A report last month by TD economist Marc Ercolao said research shows a full-scale implementation of Trump’s tariff plan could lead to a near-five per cent reduction in Canadian export volumes to the U.S. by early-2027, relative to current baseline forecasts.

Retaliation by Canada would also increase costs for domestic producers, and push import volumes lower in the process.

“Slowing import activity mitigates some of the negative net trade impact on total GDP enough to avoid a technical recession, but still produces a period of extended stagnation through 2025 and 2026,” Ercolao said.

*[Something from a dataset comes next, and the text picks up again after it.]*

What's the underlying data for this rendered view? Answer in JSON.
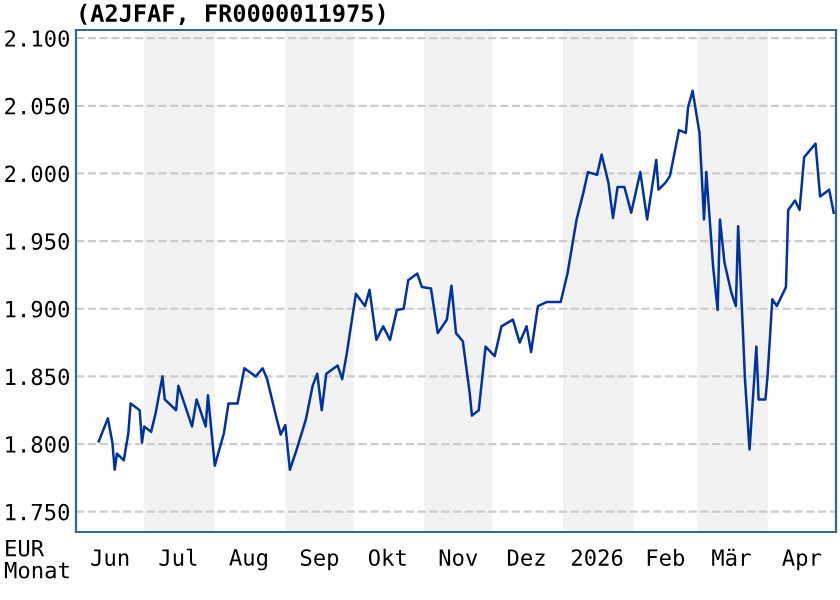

Since the Canada-United States-Mexico Agreement came into effect in 2020, trade between Canada and the U.S. has surged by 46 per cent, according to the Toronto Region Board of Trade.

With that deal is up for review in 2026, Canadian Chamber of Commerce president and CEO Candace Laing said the Canadian government “must collaborate effectively with the Trump administration to preserve and strengthen our bilateral economic partnership.”

“With an impressive $3.6 billion in daily trade, Canada and the United States are each other’s closest international partners. The secure and efficient flow of goods and people across our border … remains essential for the economies of both countries,” she said in a statement.

“By resisting tariffs and trade barriers that will only raise prices and hurt consumers in both countries, Canada and the United States can strengthen resilient cross-border supply chains that enhance our shared economic security.”